Dumankaya sözlerine şöyle devam etti. “Depremde hayatını kaybeden binlerce vatandaşımızı anıyor, ailelerinin ve yakınlarının tazelenen acılarını paylaşıyorum. Umudum ve dileğim, bu ve benzeri acıların bir daha yaşanmaması. Ülkemiz coğrafi konum olarak şiddetli depremler üretme potansiyeline sahip fay hatları üzerinde bulunuyor.
Başta İstanbul olmak üzere tüm şehirlerimiz dünyanın deprem riski en yüksek kentleri arasında yer almaktadır. Bu sebeple depremlerden en az hasarla çıkabilmek için toplumun her kesimine büyük sorumluluklar düşüyor. İstanbul'daki binaların yüzde 50’si 30 yaşını aşmış. Nitelikli konut çok az. Var olan konutların 4/3’ü ise niteliksiz ve depreme dayanıklı değil. Bu tablo bize adeta bir saatli bombanın üzerinde yaşadığımızı gösteriyor. Kötü yapı stoğunun değişiminde süreç bundan sonra hızla ilerlemelidir.
Söz konusu olan seçilmiş ilçelerde başlayan çalışmalar bir sistem içinde hızlıca diğer ilçeler için de uygulanmalıdır.
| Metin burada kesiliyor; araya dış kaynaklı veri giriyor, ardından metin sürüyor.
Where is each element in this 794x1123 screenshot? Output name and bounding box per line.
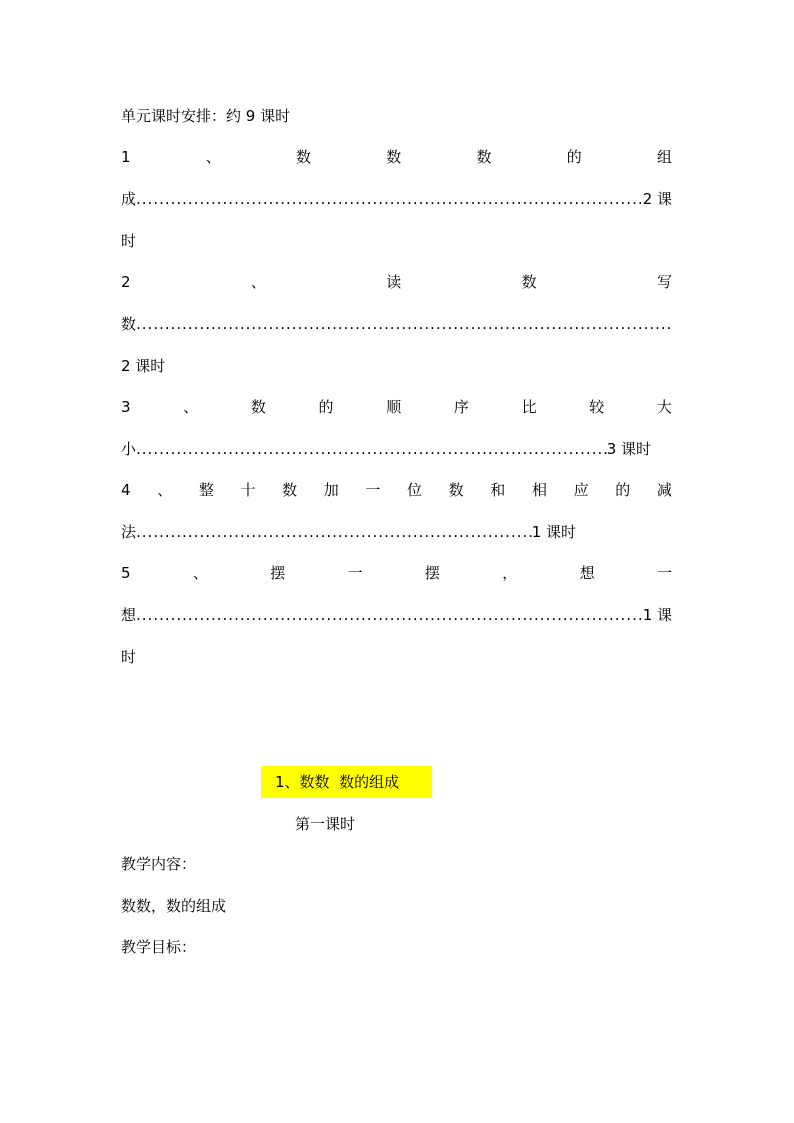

Kentsel dönüşüm konusunda İstanbul ve Türkiye’de bir seferberlik ilan edilmelidir. Tüm ilgili kurum ve kuruluşlar bu dönüşüme destek vermelidir. Ancak bu şekilde hızlıca ilerleme kaydedebiliriz. Biz de, bize görev verildiği sürece bu dönüşüm içinde yer almayı ister ve bu kentsel dönüşümde bir payımızın olmasını arzu ederiz. Kentsel dönüşüm yasası ile birlikte yapılacak çalışmalar ve projeler ile birlikte İstanbul dünya başkentleri arasında hak ettiği değeri kazanacaktır.”